Finetuning a small BLOOMZ model (bloomz-560m) on a small dataset and with limited resources.
The first step towards finetuning BLOOMZ, was to build the Portuguese question answering dataset, called LegalQA. Then, a dataset of concise and clear prompts were defined for the given task. Finally, the model bloomz-560m was tuned on the dataset of QA prompts resulting in a finetuned model called LegalQA-bloom-560.
pip install -r requirements.txt
The LegalQA dataset was built by extracting text from pdf files downloaded from the Brazilian Internal Revenue Service (Receita Federal) website.
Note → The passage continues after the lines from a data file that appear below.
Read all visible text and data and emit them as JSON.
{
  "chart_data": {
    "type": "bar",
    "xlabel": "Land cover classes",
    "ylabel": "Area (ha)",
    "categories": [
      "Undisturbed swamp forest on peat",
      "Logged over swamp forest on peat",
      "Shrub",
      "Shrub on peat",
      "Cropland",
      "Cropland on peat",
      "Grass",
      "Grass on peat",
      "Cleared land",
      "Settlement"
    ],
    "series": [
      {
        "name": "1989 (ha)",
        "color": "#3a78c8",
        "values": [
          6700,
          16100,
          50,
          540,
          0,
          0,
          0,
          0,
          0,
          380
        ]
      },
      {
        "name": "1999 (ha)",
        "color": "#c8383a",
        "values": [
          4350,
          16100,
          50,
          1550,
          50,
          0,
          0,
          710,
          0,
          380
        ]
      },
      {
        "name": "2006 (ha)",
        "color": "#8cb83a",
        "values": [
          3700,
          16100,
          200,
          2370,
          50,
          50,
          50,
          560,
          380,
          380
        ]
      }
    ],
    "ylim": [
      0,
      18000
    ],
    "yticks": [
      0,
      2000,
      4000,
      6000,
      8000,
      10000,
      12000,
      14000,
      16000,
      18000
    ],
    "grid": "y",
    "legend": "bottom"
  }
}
In total, five pdf files were parsed resulting in a total of 396 pairs of questions and answers related to five different topics.
The original pdfs can be downloaded from: https://www.gov.br/receitafederal/pt-br/centrais-de-conteudo/publicacoes/perguntas-e-respostas
Then, they can be parsed using the extracttext.ipynb notebook, resulting in the file LegalQA_dataset.csv with the 396 pairs of questions and answers.
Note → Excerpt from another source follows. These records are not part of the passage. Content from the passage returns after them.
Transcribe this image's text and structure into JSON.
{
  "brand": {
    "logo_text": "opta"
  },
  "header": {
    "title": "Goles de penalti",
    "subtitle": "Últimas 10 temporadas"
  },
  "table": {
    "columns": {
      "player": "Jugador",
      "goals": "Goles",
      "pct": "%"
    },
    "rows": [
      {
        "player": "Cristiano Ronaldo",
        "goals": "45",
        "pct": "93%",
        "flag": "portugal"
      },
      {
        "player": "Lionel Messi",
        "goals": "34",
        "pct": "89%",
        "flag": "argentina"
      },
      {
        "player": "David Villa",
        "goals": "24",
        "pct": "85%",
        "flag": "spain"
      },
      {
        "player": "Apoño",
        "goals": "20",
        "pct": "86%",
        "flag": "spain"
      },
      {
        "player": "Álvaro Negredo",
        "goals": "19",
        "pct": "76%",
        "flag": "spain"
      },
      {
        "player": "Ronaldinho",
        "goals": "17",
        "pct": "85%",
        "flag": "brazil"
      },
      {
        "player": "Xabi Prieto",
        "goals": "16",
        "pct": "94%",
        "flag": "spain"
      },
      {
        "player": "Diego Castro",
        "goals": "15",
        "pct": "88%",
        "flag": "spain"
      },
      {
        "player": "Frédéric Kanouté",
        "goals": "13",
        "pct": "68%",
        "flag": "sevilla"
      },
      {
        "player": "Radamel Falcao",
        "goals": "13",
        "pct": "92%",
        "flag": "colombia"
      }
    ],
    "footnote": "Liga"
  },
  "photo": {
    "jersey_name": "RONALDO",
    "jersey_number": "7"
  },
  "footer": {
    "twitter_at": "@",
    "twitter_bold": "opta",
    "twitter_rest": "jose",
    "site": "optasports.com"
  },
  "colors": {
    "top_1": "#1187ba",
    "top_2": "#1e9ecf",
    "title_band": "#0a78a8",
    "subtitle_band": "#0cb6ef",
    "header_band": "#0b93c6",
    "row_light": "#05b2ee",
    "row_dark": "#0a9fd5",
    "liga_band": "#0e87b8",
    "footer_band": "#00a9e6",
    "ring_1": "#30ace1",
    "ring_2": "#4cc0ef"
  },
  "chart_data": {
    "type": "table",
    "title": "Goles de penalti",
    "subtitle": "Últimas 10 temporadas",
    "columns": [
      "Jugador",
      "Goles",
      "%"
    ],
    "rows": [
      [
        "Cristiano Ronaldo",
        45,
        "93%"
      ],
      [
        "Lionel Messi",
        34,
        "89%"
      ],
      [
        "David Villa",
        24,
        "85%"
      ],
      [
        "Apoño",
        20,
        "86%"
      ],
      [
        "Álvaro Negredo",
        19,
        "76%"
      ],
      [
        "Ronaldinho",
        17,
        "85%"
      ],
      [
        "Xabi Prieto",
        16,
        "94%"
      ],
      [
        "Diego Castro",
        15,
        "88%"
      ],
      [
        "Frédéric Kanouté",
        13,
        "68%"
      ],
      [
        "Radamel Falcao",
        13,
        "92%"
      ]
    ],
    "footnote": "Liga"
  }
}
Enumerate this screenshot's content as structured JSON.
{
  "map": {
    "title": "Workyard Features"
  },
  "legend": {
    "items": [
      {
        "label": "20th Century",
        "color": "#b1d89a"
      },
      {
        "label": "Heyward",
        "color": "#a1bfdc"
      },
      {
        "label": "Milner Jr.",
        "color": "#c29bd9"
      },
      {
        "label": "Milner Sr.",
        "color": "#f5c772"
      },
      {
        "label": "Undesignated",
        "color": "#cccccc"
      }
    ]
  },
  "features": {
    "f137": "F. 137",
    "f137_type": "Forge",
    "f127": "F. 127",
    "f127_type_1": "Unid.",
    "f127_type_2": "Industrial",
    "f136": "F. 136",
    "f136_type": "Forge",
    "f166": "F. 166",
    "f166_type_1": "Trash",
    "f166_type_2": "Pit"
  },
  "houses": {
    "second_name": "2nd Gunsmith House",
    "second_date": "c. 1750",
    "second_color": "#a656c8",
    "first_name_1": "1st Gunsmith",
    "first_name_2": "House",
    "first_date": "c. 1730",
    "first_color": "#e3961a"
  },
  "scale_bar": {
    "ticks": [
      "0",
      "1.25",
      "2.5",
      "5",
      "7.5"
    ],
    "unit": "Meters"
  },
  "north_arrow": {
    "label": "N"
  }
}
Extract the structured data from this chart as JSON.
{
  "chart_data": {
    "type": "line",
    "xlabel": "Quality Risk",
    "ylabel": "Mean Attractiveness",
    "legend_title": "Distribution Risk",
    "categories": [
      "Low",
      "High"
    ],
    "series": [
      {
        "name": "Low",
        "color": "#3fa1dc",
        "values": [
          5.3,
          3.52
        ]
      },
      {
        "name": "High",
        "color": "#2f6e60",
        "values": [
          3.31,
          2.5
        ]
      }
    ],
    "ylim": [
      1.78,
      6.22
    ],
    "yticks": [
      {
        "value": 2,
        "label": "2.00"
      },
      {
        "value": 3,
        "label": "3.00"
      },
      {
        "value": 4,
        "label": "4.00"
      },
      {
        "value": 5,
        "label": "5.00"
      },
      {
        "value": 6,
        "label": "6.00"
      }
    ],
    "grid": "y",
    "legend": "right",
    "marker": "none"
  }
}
Using the LegalQA dataset, a prompt dataset was built by adding natural language instructions to the question answering input. The code that generates the prompt is prepareprompts.ipynb and will result in a json file called prompts.json.
The prompts have the following format:
"Given the question delimited by triple backticks
{question}, what is the answer? Answer: {answer}"
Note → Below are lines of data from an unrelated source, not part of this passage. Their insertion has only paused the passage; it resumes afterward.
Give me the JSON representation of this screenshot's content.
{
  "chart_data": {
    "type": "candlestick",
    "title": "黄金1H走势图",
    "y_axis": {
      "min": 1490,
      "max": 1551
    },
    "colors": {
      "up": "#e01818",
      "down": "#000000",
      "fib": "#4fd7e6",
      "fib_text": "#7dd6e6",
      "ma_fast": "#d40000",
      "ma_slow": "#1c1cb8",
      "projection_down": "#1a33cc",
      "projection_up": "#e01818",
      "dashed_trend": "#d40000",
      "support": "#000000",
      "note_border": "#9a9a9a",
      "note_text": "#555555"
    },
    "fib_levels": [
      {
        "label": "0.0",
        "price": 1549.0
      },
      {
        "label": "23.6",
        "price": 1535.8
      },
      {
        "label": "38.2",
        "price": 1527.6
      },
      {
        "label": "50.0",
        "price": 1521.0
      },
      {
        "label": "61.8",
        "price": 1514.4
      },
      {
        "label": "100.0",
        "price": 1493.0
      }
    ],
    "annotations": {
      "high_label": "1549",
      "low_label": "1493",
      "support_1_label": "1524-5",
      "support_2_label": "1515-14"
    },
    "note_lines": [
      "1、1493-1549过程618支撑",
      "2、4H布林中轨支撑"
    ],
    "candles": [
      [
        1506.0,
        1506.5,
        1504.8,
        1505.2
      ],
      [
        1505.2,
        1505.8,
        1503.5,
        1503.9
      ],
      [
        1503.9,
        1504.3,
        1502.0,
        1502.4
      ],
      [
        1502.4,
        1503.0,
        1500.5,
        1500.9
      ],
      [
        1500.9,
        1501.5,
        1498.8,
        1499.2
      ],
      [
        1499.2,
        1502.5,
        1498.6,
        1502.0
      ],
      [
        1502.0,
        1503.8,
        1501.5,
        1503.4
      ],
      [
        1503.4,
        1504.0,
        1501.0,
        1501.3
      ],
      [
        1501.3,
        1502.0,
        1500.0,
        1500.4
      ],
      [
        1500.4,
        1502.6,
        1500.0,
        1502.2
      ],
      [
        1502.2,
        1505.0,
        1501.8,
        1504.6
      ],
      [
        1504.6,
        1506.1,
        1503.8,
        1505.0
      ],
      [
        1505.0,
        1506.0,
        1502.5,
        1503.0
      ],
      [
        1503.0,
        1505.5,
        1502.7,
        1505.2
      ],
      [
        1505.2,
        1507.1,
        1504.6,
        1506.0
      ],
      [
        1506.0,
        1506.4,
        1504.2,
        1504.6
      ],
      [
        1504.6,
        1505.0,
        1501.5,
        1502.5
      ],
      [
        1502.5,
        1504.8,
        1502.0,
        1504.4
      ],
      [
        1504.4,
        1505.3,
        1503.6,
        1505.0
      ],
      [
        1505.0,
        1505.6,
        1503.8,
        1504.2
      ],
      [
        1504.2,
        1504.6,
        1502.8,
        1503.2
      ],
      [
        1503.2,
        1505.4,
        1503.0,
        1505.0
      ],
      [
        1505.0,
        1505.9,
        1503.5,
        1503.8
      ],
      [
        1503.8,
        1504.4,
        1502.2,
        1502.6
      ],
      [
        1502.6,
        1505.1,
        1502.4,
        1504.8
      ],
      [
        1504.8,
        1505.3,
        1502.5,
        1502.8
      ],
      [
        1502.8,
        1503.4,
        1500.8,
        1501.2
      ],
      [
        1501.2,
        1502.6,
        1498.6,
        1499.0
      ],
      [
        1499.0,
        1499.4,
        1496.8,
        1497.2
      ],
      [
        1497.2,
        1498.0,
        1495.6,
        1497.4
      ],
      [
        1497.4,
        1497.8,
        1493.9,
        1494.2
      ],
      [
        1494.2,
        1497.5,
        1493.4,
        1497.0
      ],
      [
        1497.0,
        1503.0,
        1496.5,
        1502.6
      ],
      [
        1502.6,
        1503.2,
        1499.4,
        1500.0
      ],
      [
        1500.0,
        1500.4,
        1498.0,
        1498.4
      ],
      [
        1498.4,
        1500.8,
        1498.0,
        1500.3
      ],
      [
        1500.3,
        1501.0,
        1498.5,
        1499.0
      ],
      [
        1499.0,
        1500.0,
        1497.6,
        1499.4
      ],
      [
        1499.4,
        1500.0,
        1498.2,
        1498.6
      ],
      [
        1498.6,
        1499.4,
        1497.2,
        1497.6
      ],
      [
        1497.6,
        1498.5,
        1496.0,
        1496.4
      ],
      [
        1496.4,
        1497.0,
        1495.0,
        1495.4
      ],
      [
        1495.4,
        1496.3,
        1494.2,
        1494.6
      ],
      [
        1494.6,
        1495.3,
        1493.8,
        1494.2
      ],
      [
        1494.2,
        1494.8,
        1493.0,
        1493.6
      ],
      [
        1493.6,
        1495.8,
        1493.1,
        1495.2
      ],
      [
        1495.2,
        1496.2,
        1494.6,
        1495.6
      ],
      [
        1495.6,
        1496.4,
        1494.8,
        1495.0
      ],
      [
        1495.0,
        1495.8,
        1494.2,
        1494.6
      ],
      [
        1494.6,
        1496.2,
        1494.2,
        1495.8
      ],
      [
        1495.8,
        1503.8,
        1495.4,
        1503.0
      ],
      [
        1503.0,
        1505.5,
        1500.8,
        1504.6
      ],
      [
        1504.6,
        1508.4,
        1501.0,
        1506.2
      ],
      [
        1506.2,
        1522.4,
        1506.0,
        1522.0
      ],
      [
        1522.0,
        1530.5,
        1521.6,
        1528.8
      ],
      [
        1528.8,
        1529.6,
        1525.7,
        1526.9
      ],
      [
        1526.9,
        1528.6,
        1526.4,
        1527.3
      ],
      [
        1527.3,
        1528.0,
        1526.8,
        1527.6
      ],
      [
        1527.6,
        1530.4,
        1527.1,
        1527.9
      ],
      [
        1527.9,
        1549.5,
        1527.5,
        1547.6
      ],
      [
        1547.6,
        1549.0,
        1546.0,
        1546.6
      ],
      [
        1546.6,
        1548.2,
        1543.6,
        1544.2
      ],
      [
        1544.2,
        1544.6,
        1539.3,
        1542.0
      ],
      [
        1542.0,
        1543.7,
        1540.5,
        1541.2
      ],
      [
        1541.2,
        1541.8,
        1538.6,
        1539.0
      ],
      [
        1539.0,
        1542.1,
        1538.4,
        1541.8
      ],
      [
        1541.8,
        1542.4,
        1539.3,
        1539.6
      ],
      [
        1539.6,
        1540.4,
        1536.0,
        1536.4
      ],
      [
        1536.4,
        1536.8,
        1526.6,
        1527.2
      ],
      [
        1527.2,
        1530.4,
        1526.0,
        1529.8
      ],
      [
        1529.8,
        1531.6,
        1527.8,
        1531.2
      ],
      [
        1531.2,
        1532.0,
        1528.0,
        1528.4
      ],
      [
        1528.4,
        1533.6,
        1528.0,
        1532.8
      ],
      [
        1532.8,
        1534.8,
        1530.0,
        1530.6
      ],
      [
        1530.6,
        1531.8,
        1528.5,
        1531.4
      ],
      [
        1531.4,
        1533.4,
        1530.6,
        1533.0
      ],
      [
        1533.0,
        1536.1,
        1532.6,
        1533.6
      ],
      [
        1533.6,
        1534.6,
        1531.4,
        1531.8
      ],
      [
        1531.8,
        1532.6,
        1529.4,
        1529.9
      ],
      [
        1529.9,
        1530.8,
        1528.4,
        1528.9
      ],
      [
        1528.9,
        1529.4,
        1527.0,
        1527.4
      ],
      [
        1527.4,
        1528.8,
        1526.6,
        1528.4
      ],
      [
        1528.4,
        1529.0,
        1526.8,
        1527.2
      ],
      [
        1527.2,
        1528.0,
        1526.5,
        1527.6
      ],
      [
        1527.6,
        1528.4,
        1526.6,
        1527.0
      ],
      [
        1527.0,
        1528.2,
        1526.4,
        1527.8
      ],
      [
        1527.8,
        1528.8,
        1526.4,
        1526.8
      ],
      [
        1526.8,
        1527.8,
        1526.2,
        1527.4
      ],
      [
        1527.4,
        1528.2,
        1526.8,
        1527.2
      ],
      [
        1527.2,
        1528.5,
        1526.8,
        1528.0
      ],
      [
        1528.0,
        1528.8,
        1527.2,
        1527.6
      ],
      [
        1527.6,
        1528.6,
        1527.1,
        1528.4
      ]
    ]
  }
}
The final steps is to finetune the pretrained bloomz-560m model using the prompts from prompts.json.
Check the finetuning code in LegalQABloom.ipynb. The finetuned model was called LegalQA-bloom-560m and can be found in:
https://1drv.ms/u/s!Ai1xbfjwnU1-goRKIAjm5AwwkM2l3w?e=kVvLLW
The quality of the finetuned model was superficially checked by running the code test_finetuned_model.ipynb. The notebook exposes both models, the original bloomz-560m and the finetuned LegalQA-bloom-560m, to the same question. The finetuned model was the only one capable of answering the given question.